Question

The definite integral of √(x³) over the limits 0 to 2 is

A) ∫(0 to 2) √(x³) dx = 3
B) ∫(0 to 2) √(x³) dx = 4
C) ∫(0 to 2) √(x³) dx = 2
D) ∫(0 to 2) √(x³) dx = 1

Answer 1

The definite integral of √(x³) over the limits 0 to 2 is 3.2, which is not listed among the provided options.
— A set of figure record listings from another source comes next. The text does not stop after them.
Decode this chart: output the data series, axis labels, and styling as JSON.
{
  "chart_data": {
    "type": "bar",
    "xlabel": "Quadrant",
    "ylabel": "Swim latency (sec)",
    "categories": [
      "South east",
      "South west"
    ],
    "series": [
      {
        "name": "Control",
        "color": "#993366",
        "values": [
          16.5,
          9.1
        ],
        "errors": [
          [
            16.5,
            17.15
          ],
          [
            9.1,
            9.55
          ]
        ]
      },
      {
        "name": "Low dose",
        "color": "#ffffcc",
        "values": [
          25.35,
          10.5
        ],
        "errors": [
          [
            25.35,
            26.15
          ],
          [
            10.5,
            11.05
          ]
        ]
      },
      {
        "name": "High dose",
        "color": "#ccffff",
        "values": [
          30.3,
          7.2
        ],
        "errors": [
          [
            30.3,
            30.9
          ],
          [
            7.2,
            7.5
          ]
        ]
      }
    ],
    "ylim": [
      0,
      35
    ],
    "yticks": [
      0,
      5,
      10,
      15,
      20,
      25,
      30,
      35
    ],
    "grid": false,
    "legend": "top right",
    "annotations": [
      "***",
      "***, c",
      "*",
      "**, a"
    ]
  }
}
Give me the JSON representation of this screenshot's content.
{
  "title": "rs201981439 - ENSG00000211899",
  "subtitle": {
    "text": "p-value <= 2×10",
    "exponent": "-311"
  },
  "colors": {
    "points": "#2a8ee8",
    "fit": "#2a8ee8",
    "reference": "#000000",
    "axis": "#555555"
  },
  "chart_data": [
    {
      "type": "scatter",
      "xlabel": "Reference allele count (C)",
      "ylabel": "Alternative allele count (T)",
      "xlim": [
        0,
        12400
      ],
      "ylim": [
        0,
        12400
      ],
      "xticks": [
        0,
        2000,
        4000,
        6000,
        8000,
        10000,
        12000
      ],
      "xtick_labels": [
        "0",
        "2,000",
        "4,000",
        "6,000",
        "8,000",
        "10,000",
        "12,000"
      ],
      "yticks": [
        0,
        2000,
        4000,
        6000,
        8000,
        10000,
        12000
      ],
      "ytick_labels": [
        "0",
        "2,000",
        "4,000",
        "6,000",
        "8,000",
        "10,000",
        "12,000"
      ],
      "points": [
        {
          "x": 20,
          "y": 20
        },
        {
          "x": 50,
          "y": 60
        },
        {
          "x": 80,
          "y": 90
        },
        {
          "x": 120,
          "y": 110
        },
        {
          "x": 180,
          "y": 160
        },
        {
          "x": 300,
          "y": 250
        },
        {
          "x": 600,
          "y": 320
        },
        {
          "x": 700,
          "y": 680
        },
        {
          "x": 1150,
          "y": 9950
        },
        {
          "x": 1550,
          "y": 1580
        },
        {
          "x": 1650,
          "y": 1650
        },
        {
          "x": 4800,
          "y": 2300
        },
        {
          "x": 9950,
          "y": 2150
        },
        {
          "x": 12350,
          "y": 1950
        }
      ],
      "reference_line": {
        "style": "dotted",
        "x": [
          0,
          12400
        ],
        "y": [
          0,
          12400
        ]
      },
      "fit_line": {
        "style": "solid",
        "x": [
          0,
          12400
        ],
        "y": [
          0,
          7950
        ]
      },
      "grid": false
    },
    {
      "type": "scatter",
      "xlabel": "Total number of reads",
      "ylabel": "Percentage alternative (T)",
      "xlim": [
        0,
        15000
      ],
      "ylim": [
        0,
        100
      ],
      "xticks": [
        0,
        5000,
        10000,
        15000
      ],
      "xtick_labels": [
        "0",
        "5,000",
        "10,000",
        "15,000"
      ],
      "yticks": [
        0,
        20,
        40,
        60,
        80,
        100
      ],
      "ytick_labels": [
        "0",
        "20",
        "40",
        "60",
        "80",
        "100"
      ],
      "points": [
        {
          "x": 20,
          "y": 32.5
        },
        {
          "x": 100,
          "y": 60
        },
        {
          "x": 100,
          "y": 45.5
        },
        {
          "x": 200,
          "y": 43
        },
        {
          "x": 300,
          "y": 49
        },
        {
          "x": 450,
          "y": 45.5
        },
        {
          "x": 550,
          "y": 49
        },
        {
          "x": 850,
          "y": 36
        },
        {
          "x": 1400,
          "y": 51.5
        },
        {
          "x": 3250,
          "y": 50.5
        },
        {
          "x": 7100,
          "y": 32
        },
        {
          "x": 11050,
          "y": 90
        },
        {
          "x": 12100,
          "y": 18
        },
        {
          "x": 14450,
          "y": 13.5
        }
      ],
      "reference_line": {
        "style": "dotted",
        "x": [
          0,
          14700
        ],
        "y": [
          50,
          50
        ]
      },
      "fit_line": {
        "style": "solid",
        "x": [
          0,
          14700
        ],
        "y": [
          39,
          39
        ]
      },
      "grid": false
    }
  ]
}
This is found by integrating x^(3/2) and evaluating the antiderivative at the upper and lower limits.

Step-by-step explanation:

The question concerns the computation of a definite integral of the square root of x cubed (√(x³)) over the interval from 0 to 2. We can express the integral as ∫(√(x³) dx) from 0 to 2. First, we rewrite the integrand √(x³) as x^(3/2) to simplify the integral. Now, we'll integrate x^(3/2) with respect to x over the given limits:

1. Express the integral in terms of x: ∫(0 to 2) x^(3/2) dx.
2. Find the antiderivative of x^(3/2), which is (2/5)x^(5/2).
3. Evaluate the antiderivative at the upper and lower limits and subtract: [(2/5)*(2)^(5/2)] - [(2/5)*(0)^(5/2)].
4. Simplify the result to obtain the value of the integral.

The calculation yields the value:

((2/5)*(2)^(5/2)) − ((2/5)*(0)^(5/2)) = 3.2.

Thus, none of the provided options A) 3, B) 4, C) 2, or D) 1 are correct. The exact value is 3.2, which is not listed among the answer choices.